Here’s an email I received for information about paintable wallpaper for old houses:
Dear Johanne: Several years ago I attended one of your courses about Heritage Houses. You showed us how you had renovated your bathroom, using paintable wallpaper. It was gorgeous. Was it a difficult product to work with? Some of the reviews that I have read indicated that there were adhesion issues. Was that your experience? Is it “better” to apply the wallpaper dry, or to use the type with the adhesive on the wet wallpaper? Can I apply this paper over paneling?
Hi Karen: The wallpaper I showed the group when I held the class in my home is known as “Anaglypta”. This is a wallpaper that has been around since the late 19th century. It was developed as an alternative to “Lincrusta”, its older brother, because the latter was rigid, heavy and expensive. I have installed Lincrusta wainscotting and friezes and can attest to all three.
Made of wood pulp and cotton, Anaglypta was of a lighter weight and much more flexible. True Anaglypta is still being made by the Crown Company in England. This paper is not pre-pasted and it has an embossed raised design. The underside of the wallpaper is hollow where the design is raised on the surface. That is how you can tell you have actual Analglypta.
This is one on-line advertisement for the product with my comments in italics next to it:
1. The paper is often hung on ceiling to mimic antique tin ceilings yet a wide variety of designs are available. (Look for the original Anaglypta designs. In order to remain relevant in today’s market, the company has introduced designs that are solid – no hollow spaces left by raised surfaces. These are made of vinyl, not cotton, and many of the designs are too contemporary for authentic period style.)
2. Anaglypta is paper-based and relatively easy to hang. (Ah, the word is “relatively”- relative to what? It can be done but timing is of the utmost importance. You need a special clay-based wallpaper paste which you apply to the back of the paper. You then have to time how long you let it soak into the paper before hanging it up. Once you decide how long to soak it, say 10-15 minutes, each piece you apply thereafter has to be left for the same time. If there is a difference in soak times your patterns will not line up when they are dry. Remember you are working with cotton here and cotton shrinks.

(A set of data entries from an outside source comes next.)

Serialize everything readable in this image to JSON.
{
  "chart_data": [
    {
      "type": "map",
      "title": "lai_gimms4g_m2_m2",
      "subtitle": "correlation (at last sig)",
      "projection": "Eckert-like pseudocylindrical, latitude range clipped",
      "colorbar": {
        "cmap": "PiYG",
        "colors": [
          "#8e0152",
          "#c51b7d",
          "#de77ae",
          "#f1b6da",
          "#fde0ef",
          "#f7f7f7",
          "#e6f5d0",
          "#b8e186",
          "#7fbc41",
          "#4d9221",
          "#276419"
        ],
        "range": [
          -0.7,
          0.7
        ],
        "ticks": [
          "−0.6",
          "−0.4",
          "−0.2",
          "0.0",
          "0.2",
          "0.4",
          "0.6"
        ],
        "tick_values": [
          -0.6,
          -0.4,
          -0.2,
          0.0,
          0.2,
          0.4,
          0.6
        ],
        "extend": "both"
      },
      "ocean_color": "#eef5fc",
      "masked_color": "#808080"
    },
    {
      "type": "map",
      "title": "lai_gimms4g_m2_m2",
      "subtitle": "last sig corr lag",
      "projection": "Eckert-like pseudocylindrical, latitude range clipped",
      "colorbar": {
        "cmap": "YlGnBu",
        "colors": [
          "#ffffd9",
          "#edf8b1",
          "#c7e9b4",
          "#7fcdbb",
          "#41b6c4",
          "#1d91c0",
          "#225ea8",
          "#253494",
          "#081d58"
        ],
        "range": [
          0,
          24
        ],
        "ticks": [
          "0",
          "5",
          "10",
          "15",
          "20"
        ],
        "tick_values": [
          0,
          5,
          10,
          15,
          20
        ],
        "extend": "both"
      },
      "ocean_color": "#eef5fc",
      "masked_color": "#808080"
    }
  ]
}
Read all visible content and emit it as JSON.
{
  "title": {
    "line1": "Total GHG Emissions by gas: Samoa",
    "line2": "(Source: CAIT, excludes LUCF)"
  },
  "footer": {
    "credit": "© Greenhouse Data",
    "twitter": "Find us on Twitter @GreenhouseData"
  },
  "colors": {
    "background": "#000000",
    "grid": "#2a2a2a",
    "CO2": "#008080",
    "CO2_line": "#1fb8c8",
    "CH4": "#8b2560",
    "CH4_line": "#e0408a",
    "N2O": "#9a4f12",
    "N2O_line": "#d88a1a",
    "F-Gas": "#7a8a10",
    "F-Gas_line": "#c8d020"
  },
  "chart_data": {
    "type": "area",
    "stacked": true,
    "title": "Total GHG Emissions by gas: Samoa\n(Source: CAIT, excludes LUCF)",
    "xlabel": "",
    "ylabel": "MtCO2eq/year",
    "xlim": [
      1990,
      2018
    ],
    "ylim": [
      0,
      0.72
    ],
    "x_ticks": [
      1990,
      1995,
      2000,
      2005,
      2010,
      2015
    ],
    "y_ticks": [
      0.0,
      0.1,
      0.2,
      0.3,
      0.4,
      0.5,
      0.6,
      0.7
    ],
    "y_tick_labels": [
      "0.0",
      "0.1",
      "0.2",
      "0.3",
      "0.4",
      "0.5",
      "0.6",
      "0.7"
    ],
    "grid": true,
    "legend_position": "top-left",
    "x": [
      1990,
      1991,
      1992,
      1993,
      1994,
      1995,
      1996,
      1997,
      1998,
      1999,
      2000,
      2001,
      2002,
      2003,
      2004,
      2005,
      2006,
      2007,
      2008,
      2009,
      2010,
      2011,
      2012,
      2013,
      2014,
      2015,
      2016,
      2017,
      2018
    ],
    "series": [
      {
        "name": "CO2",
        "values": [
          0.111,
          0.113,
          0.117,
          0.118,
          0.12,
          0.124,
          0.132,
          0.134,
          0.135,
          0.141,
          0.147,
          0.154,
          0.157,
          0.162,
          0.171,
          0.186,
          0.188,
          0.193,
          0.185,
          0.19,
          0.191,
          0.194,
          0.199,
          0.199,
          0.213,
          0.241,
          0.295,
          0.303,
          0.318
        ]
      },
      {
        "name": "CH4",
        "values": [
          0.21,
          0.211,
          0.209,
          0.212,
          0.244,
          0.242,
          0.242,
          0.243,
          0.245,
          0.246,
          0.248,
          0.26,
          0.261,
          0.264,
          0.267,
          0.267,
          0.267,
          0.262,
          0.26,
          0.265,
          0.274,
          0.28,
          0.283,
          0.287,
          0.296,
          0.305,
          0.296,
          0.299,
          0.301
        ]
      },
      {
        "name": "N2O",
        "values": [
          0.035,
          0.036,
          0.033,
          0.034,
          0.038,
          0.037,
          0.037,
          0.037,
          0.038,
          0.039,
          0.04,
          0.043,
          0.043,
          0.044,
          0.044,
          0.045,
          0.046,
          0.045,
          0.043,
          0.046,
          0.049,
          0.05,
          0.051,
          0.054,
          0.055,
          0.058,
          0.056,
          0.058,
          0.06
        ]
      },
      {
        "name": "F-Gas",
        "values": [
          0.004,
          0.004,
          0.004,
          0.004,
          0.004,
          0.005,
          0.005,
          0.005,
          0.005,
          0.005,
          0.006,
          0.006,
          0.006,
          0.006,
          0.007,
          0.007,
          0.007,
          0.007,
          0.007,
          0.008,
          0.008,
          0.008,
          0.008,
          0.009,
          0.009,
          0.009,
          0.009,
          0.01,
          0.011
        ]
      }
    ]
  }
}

This can be quite tricky when papering ceilings – which I also have done.)
3. Installation of Anaglypta on walls as well as using it as a base for decorative paint treatments is common.( I love it for that reason. I created a glazed wall over heavy Anaglypta in our entrance. It looks great and really suits the house.)
4. Due to the raised relief pattern and thickness of the paper, Anaglypta is often ideal to cover wall damage. (Yes, it is ideal for that, however the paper is made of cotton so as it dries it moulds itself on to the wall. If you have gaps or cracks or texture from paneling the paper may simply accentuate that. Make sure you fill any spaces with caulking or fillers suitable for your wall and prime the surface before you apply the paper. Papering walls with glossy finishes is not recommended without priming them first.)
Regarding the adhesion, yes I have had issues with this but it was mostly when I installed the heavier paper. Interestingly enough however, the problem was only in certain areas. It is very difficult to attempt to re-glue any of these sections and I had to resort to using wood glue.
Would I use it again? Yes, most definitely. Our bathroom walls were done eight years ago and the Anaglypta is holding up remarkably well.
3 thoughts on “Paintable Wallpaper a Good Option for Heritage Homes”
I love the look of anaglypta! What products are used for glazing? I’m confused about exactly what glazing is. I know it can be used for antiquing a piece of furniture, but can it be used instead of paint? Thank you! Linda
Thanks for the comment, and a very good question too. Glazing is done with a glazing liquid – a base that is colourless. It can be made of oil (dries slower leaving you time to adjust your effects) or water-based which dries fast. Make sure that you know this (read the container) because it will affect the kind of paint you use in combination with the glaze. Without getting into too many details, the idea is to cover your base colour with a thin glaze of another colour. The proportion of glazing liquid to paint (or concentrated pigment) will give you different looks. Test the transparency you want by starting with a 3 to 1 ratio. That means 3 parts glaze to 1 part paint or vice versa. Paint it over your base colour then use a cotton rag to wipe some of the colour off. If you find it’s too transparent, add more paint. If it’s too opaque, add more glazing liquid. Make sure that you use the same recipe throughout your entire project. There are some good books on the market that show you how to do this. It’s possible that you may find a course close to where you live. Good luck!